This is a problem from a practice exam that I'm struggling with:
Let G = (V, E) be a weighted undirected connected graph, with positive weights (you may assume that the weights are distinct). Given a real number r, define the subgraph Gr = (V, {e in E | w(e) <= r}). For example, G0 has no edges (obviously disconnected), and Ginfinity = G (which by assumption is connected). The problem is to find the smallest r such that Gr is connected.
Describe an O(mlogn)-time algorithm that solves the problem by repeated applications of BFS or DFS.
The real problem is doing it in O(mlogn). Here's what I've got:
r = min( w(e) ) => O(m)
while true do => O(m)
Gr = G with edges e | w(e) > r removed => O(m)
if | BFS( Gr ).V | < |V| => O(m + n)
r++ (or r = next smallest w(e))
else
return r
That's a whopping O(m^2 + mn). Any ideas for getting it down to O(mlogn)? Thanks!
You are iterating over all possible edge costs which results in the outer loop of O(m). Notice that if the graph is disconnected when you discard all edges >w(e), it is also disconnected for >w(e') where w(e') < w(e). You can use this property to do a binary search over the edge costs and thus do this in O(log(n)).

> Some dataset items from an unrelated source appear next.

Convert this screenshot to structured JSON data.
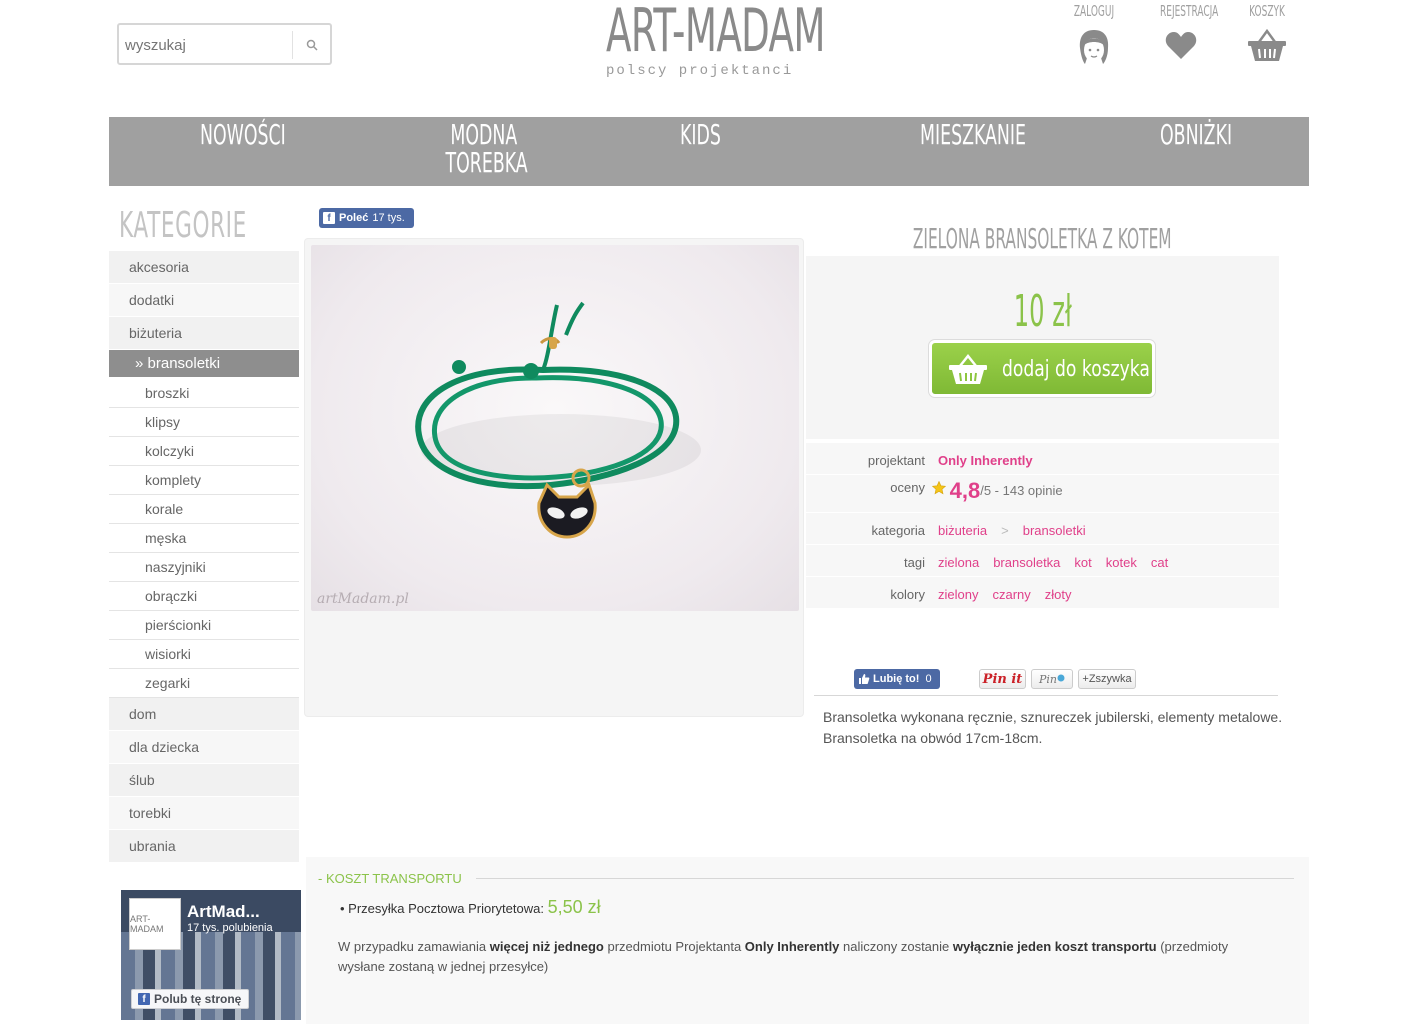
{
  "header": {
    "search_placeholder": "wyszukaj",
    "logo_title": "ART-MADAM",
    "logo_subtitle": "polscy projektanci",
    "links": [
      {
        "label": "ZALOGUJ",
        "icon": "avatar-icon"
      },
      {
        "label": "REJESTRACJA",
        "icon": "heart-icon"
      },
      {
        "label": "KOSZYK",
        "icon": "basket-icon"
      }
    ]
  },
  "nav": {
    "items": [
      {
        "label": "NOWOŚCI"
      },
      {
        "label": "MODNA\n TOREBKA"
      },
      {
        "label": "KIDS"
      },
      {
        "label": "MIESZKANIE"
      },
      {
        "label": "OBNIŻKI"
      }
    ]
  },
  "sidebar": {
    "title": "KATEGORIE",
    "categories": [
      {
        "label": "akcesoria"
      },
      {
        "label": "dodatki"
      },
      {
        "label": "biżuteria"
      },
      {
        "label": "» bransoletki"
      },
      {
        "label": "broszki"
      },
      {
        "label": "klipsy"
      },
      {
        "label": "kolczyki"
      },
      {
        "label": "komplety"
      },
      {
        "label": "korale"
      },
      {
        "label": "męska"
      },
      {
        "label": "naszyjniki"
      },
      {
        "label": "obrączki"
      },
      {
        "label": "pierścionki"
      },
      {
        "label": "wisiorki"
      },
      {
        "label": "zegarki"
      },
      {
        "label": "dom"
      },
      {
        "label": "dla dziecka"
      },
      {
        "label": "ślub"
      },
      {
        "label": "torebki"
      },
      {
        "label": "ubrania"
      }
    ],
    "fb_widget": {
      "logo": "ART-MADAM",
      "name": "ArtMad...",
      "likes": "17 tys. polubienia",
      "like_button": "Polub tę stronę"
    }
  },
  "product": {
    "share_label": "Poleć",
    "share_count": "17 tys.",
    "watermark": "artMadam.pl",
    "title": "ZIELONA BRANSOLETKA Z KOTEM",
    "price": "10 zł",
    "add_to_cart": "dodaj do koszyka",
    "attributes": {
      "designer_label": "projektant",
      "designer": "Only Inherently",
      "rating_label": "oceny",
      "rating": "4,8",
      "rating_rest": "/5 - 143 opinie",
      "category_label": "kategoria",
      "category_1": "biżuteria",
      "category_sep": ">",
      "category_2": "bransoletki",
      "tags_label": "tagi",
      "tags": [
        "zielona",
        "bransoletka",
        "kot",
        "kotek",
        "cat"
      ],
      "colors_label": "kolory",
      "colors": [
        "zielony",
        "czarny",
        "złoty"
      ]
    },
    "social": {
      "fb_like": "Lubię to!",
      "fb_like_count": "0",
      "pinit": "Pin it",
      "fancy": "+Zszywka"
    },
    "description": "Bransoletka wykonana ręcznie, sznureczek jubilerski, elementy metalowe. Bransoletka na obwód 17cm-18cm."
  },
  "shipping": {
    "title": "KOSZT TRANSPORTU",
    "option": "• Przesyłka Pocztowa Priorytetowa:",
    "price": "5,50 zł",
    "note_1": "W przypadku zamawiania ",
    "note_b1": "więcej niż jednego",
    "note_2": " przedmiotu Projektanta ",
    "note_b2": "Only Inherently",
    "note_3": " naliczony zostanie ",
    "note_b3": "wyłącznie jeden koszt transportu",
    "note_4": " (przedmioty wysłane zostaną w jednej przesyłce)"
  },
  "colors": {
    "accent_green": "#8bc34a",
    "link_pink": "#e0408a",
    "nav_grey": "#a0a0a0"
  }
}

lo=min(w(e) for e in edges), hi=max(w(e) for e in edges)
while lo<hi:
mid=(lo+hi)/2
if connected(graph after discarding all e where w(e)>w(mid)):
lo=mid
else:
hi=mid-1
return lo
The binary search has a complexity of O(log (max_e-min_e)) (you can actually bring it down to O(log(edges)) and discarding edges and determining connectivity can be done in O(edges+vertices), so this can be done in O((edge+vertices)*log(edges)).
Warning: I have not tested this in code yet, so there may be bugs. But the idea should work.